Note: Service Pack 3 updates are assumed for MSSQL Server 2000, MSSQL Server 2000 Analysis Services, and the related Books Online and Samples. Images are from a Windows 2003 Server environment, upon which I have also implemented MS Office 2003, but the steps performed in the articles, together with the views that result, will be quite similar within any environment that supports MSSQL Server 2000 and MSSQL Server 2000 Analysis Services ("Analysis Services" or "MSAS"). The same is generally true, except where differences are specifically noted, when MS Office 2000 and above are used in the environment, in cases where MS Office components are presented in the article.


We have touched upon partitions over the life of the Introduction to MSSQL Server 2000 Analysis Services series, as well as within other series at Database Journal. We recently discussed partitioning more specifically within our article Basic Storage Design, within which we introduced the Storage Design Wizard. The Storage Design Wizard, as we discovered, enables us to manage aggregations on a partition-by-partition basis when working with a multi-partitioned cube. We noted that, if a cube we are optimizing through the use of the Storage Design Wizard contains multiple partitions, we are forced to select a partition from the outset, as we can only design storage for a single partition at a time.

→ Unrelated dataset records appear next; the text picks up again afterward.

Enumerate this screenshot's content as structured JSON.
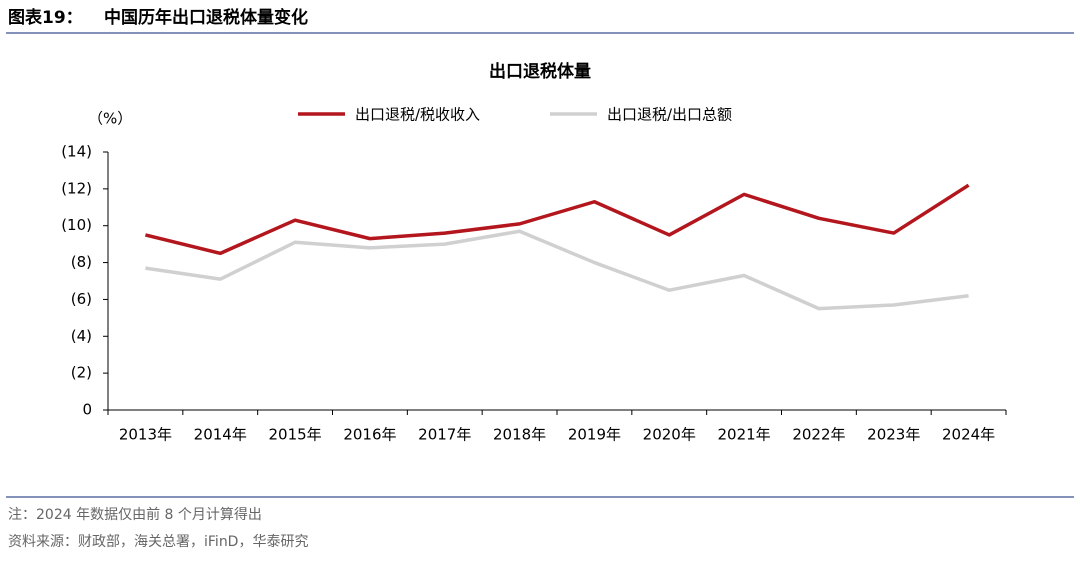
{
  "header": {
    "figure_label": "图表19：",
    "title": "中国历年出口退税体量变化"
  },
  "chart_data": {
    "type": "line",
    "title": "出口退税体量",
    "y_label": "（%）",
    "categories": [
      "2013年",
      "2014年",
      "2015年",
      "2016年",
      "2017年",
      "2018年",
      "2019年",
      "2020年",
      "2021年",
      "2022年",
      "2023年",
      "2024年"
    ],
    "series": [
      {
        "name": "出口退税/税收收入",
        "color": "#b3161c",
        "values": [
          9.5,
          8.5,
          10.3,
          9.3,
          9.6,
          10.1,
          11.3,
          9.5,
          11.7,
          10.4,
          9.6,
          12.2
        ]
      },
      {
        "name": "出口退税/出口总额",
        "color": "#d0d0d0",
        "values": [
          7.7,
          7.1,
          9.1,
          8.8,
          9.0,
          9.7,
          8.0,
          6.5,
          7.3,
          5.5,
          5.7,
          6.2
        ]
      }
    ],
    "ylim": [
      0,
      14
    ],
    "yticks": [
      0,
      {
        "value": 2,
        "label": "(2)"
      },
      {
        "value": 4,
        "label": "(4)"
      },
      {
        "value": 6,
        "label": "(6)"
      },
      {
        "value": 8,
        "label": "(8)"
      },
      {
        "value": 10,
        "label": "(10)"
      },
      {
        "value": 12,
        "label": "(12)"
      },
      {
        "value": 14,
        "label": "(14)"
      }
    ],
    "grid": false,
    "legend": "top"
  },
  "notes": [
    "注：2024 年数据仅由前 8 个月计算得出",
    "资料来源：财政部，海关总署，iFinD，华泰研究"
  ]
}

In this article, we will introduce the MSAS Partition Wizard, whose role is to enable us to create and modify partitions to optimize the query performance of our cubes. We will first discuss partitioning as a concept, within the context of MSAS cubes, and then we will perform a hands-on exercise where we partition a copy of the Budget cube, one of the sample cubes that accompany the installation of MSAS. Our objective in this article is an overview of the wizard itself; later articles will focus on detailed partitioning strategy and techniques.

Within our exploration of the Partition Wizard, we will accomplish the following:

  • Create copy of the Budget sample cube for use in our practice exercise;
  • Use the Partition Wizard, to create partitions for our practice cube;
  • Examine the options that are available to us, as we proceed through the guided steps of the Partition Wizard.